OPINION:
What if the federal government views the Constitution as an obstacle to be avoided? What if many of its most earnest endeavors have been spent finding ways to evade it? What if the dual purposes of the Constitution were and remain the establishment of a limited federal government and the imposition of restraints upon it?
What if the states formed the federal government and not the other way around? What if the states that formed the federal government and the states that joined it contemplated at the time of formation and joining that they can correct it when it exceeds the powers that the states gave it?
What if the federal government’s only source of powers is those delegated to it by the states in the Constitution? What if those delegated powers are spelled out in the Constitution so that all persons can read what powers the feds have and recognize that all remaining governmental powers not delegated to the feds have been retained by the states?
What if when Thomas Jefferson wrote the Declaration of Independence, which was unanimously adopted by Congress and which launched the American Revolution, he defined “the consent of the governed” as the necessary linchpin for a moral and legitimate government? What if the government is not moral and thus not legitimate if it lacks the consent of the governed?
What if, to address this, Jefferson argued that the government should begin anew every 19 or 20 years — and the new government would require the consent of the governed for its moral legitimacy?
What if no one living today has consented to the federal government?
What if the culture of the federal government has become an out-of-control Leviathan in the past 100 years? What if Leviathan believes that it can right any wrong, regulate any behavior, tax any event, borrow any amount, fight any war, tell any lie, torture any foe and kill any person, no matter what the Constitution says? What if Leviathan derives its unjust powers from its own will and not from the states that created it or the Constitution that is supposed to regulate it?
What if all who work for Leviathan take an oath to uphold the Constitution? What if that oath legally binds those who take it to the plain meaning and values underlying the words in the Constitution?
What if the feds can only right wrongs in areas of governance delegated to them in the Constitution? What if the Constitution plainly leaves areas of governance such as health, safety, welfare and morality to the states?
What if Leviathan is made up of folks who view the states not as independent sovereign entities but as subservient administrative regions whose wills can be bent by distributing federal cash? What if those who control Leviathan truly want to trample the states, tell us all how to live, seize our wealth and give it away, and compel us to take drugs against our wills?
What if there is no authority in the Constitution for the feds to tell us all how to live and to compel us all to receive experimental drugs? What if the government signed a treaty right after World War II that prohibits all nations that have signed it from compelling any persons to receive experimental drugs?

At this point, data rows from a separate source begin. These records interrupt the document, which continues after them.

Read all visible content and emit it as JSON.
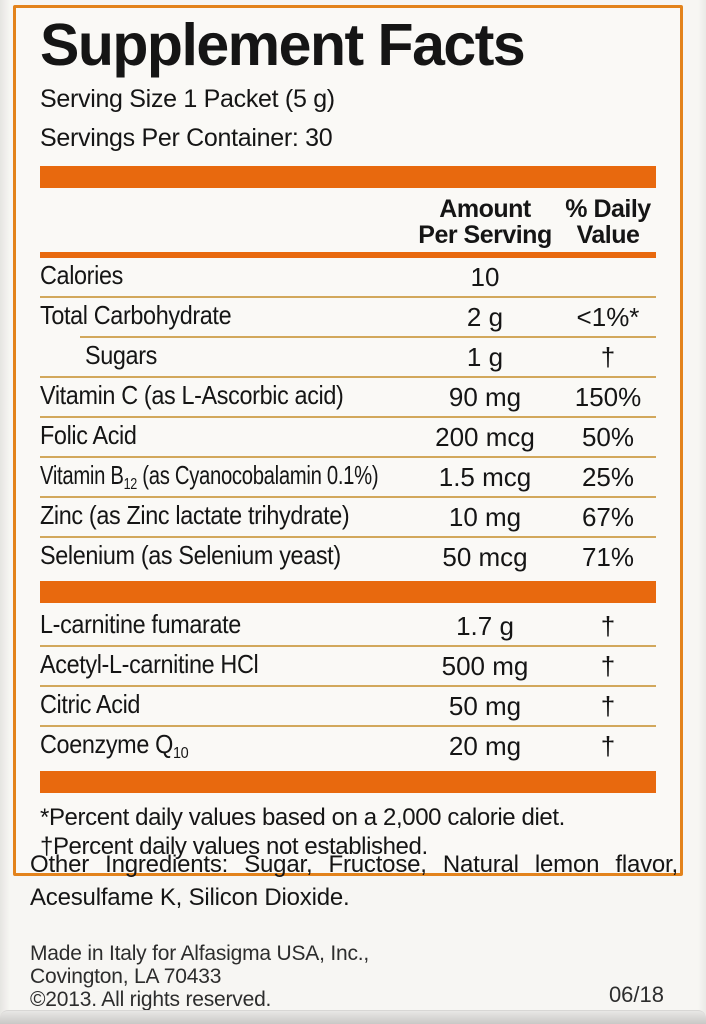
{
  "colors": {
    "accent_orange": "#e8690e",
    "border_orange": "#e3831c",
    "separator_gold": "#d2a85c"
  },
  "panel": {
    "title": "Supplement Facts",
    "serving_size": "Serving Size 1 Packet (5 g)",
    "servings_per_container": "Servings Per Container: 30",
    "header": {
      "amount": [
        "Amount",
        "Per Serving"
      ],
      "daily_value": [
        "% Daily",
        "Value"
      ]
    },
    "rows": [
      {
        "pre": "Calories",
        "sub": "",
        "post": "",
        "amount": "10",
        "dv": ""
      },
      {
        "pre": "Total Carbohydrate",
        "sub": "",
        "post": "",
        "amount": "2 g",
        "dv": "<1%*"
      },
      {
        "pre": "Sugars",
        "sub": "",
        "post": "",
        "amount": "1 g",
        "dv": "†"
      },
      {
        "pre": "Vitamin C (as L-Ascorbic acid)",
        "sub": "",
        "post": "",
        "amount": "90 mg",
        "dv": "150%"
      },
      {
        "pre": "Folic Acid",
        "sub": "",
        "post": "",
        "amount": "200 mcg",
        "dv": "50%"
      },
      {
        "pre": "Vitamin B",
        "sub": "12",
        "post": " (as Cyanocobalamin 0.1%)",
        "amount": "1.5 mcg",
        "dv": "25%"
      },
      {
        "pre": "Zinc (as Zinc lactate trihydrate)",
        "sub": "",
        "post": "",
        "amount": "10 mg",
        "dv": "67%"
      },
      {
        "pre": "Selenium (as Selenium yeast)",
        "sub": "",
        "post": "",
        "amount": "50 mcg",
        "dv": "71%"
      }
    ],
    "rows2": [
      {
        "pre": "L-carnitine fumarate",
        "sub": "",
        "post": "",
        "amount": "1.7 g",
        "dv": "†"
      },
      {
        "pre": "Acetyl-L-carnitine HCl",
        "sub": "",
        "post": "",
        "amount": "500 mg",
        "dv": "†"
      },
      {
        "pre": "Citric Acid",
        "sub": "",
        "post": "",
        "amount": "50 mg",
        "dv": "†"
      },
      {
        "pre": "Coenzyme Q",
        "sub": "10",
        "post": "",
        "amount": "20 mg",
        "dv": "†"
      }
    ],
    "footnotes": [
      "*Percent daily values based on a 2,000 calorie diet.",
      "†Percent daily values not established."
    ]
  },
  "other_ingredients": "Other Ingredients: Sugar, Fructose, Natural lemon flavor, Acesulfame K, Silicon Dioxide.",
  "manufacturer": {
    "line1": "Made in Italy for Alfasigma USA, Inc.,",
    "line2": "Covington, LA 70433",
    "line3": "©2013. All rights reserved."
  },
  "date_code": "06/18"
}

What if the feds treat their commitments under treaties just as they do their restraints under the Constitution — with disdain and indifference?
What if the feds believe it is politically wise for them to compel us to receive experimental drugs? What if the feds have done this even though they have no authority for it from the Constitution and even though the Supreme Court has ruled that all competent adults can refuse any medication and all competent parents can make unimpeded health and medical decisions for their children?
What if the feds have no authority whatsoever to enter upon private property without a search warrant and tell an employer how to run a business?
What if the federal edicts promulgated by the president and his bureaucrats are not laws that can be enforced with penalties? What if under the Constitution, only Congress — not the president and not the bureaucrats — can write laws? What if the president hasn’t even asked Congress to enact such laws?
What if the president doesn’t care about the Constitution he has sworn to uphold and instead directed bureaucrats to issue edicts and pretend that they are laws? What if it is dangerous to personal liberty for the feds to defy the Constitution?
What if some courageous governors tell their police not to enforce federal edicts? What if the feds lack the resources to enforce their edicts on their own? What if the feds suffer a huge political backlash because of their imposition of edicts that assault personal liberty and invade private property?
What if the next edicts will make it nearly impossible to exercise the ancient right to self-defense? What if the feds who cannot ban guns will soon ban ammunition?
What if the states ignore the feds? What if they refuse its cash and decline its bribes? What if we are all left free to make our own choices when it comes to personal liberty, private property and self-defense?
What if the feds don’t take lightly a massive and state-generated defiance of their edicts? What if the feds wrongly use force to compel compliance with their edicts? What if most folks fear the feds because they prefer safety to freedom?
What if the feds are wrong on the Constitution, wrong on the law and wrong on the immoral use of force? What if the resisters are right?
What if it is dangerous to be right when the government is wrong? What do we do about it?
• Andrew P. Napolitano is a former professor of law and judge of the Superior Court of New Jersey who has published nine books on the U.S. Constitution.